You often will also want to extract more than one element from a python or cctbx array. This can be non-intuitive in some situations. This section gives some helpful hints on doing this. Python and cctbx work the same way for arrays. Suppose we have a very small array:

a = [5,6,7]  # a list of 3 values

Now we might want the first two elements of this array. You get them with a slice:

print(a[:2])  # prints [5,6]

... or all the elements after the first two elements of this array:

print(a[2:])  # prints [7]

Note that you can conveniently split up the array with the first k elements in one new array and the remaining elements in another:

k = 2
print(a[:k],a[k:])  # prints ([5, 6], [7])

Note that if you slice starting at element k:

print( a[k:])  # prints [7]

the resulting array starts with the same value you would get if you asked for element k:

print( a[k])  # prints 7

You can ask for a range of indices as well:

print( a[k:k+1])  # prints [7]

This can lead to some non-obvious behaviour if you are using negative indices to count backwards from the end of the array.

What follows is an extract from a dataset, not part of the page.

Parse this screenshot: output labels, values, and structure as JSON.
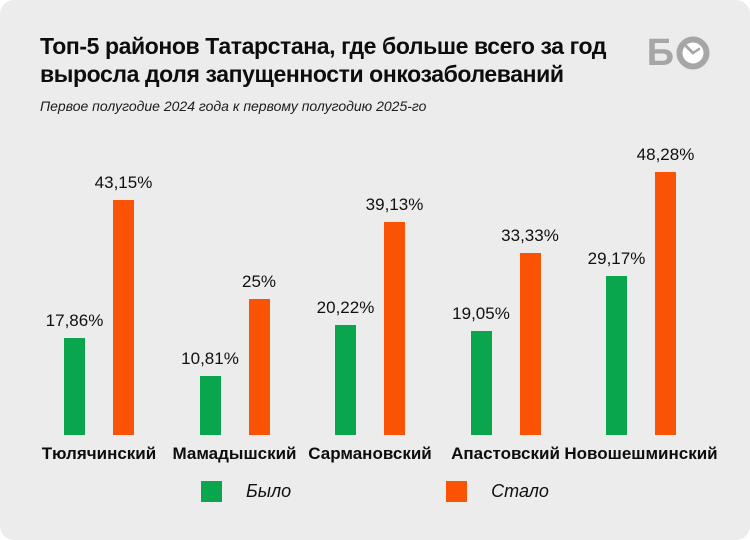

Let's ask for a slice starting at index -1:

print( a[-1:])  # prints [7]

You get the last value of the original array. Now let's ask for a slice from -1 to 1. You might think that this would give you the first element of the array, but it gives you an empty array:

print( a[-1:1])  # prints []

Think of negative indices as the index plus the length of the array. So the -1 value is converted to the length of the array (3) plus -1, or 2. The expression we just used is equivalent to:

print( a[2:1])  # prints []

which is an empty array because there are no elements that are after the first two elements in the array and in the first one element of the array.

Using the approx_equal() function to compare numbers or arrays

The approx_equal() function is a very handy tool for comparing results of calculations. You can use it in your tests to make sure that the results are about the same as you expect, or in regular code to compare numbers or arrays. Here are some examples:

from libtbx.test_utils import approx_equal # import it
print( approx_equal(1,1.001))  # prints False (not same within machine precision)
print( approx_equal(1,1.+1.e-50))  # prints True (within machine precision)
print( approx_equal(1,1.001, eps = 0.1)) # prints True (within 0.1)
a=flex.double((1,2,3))  #  set up an array
b = a + 0.0001   # another array that is just a little different
print( approx_equal(a,b) )  #prints False and lists differences
print(  approx_equal(a,b, eps=0.001))  # prints True (all elements within 0.001)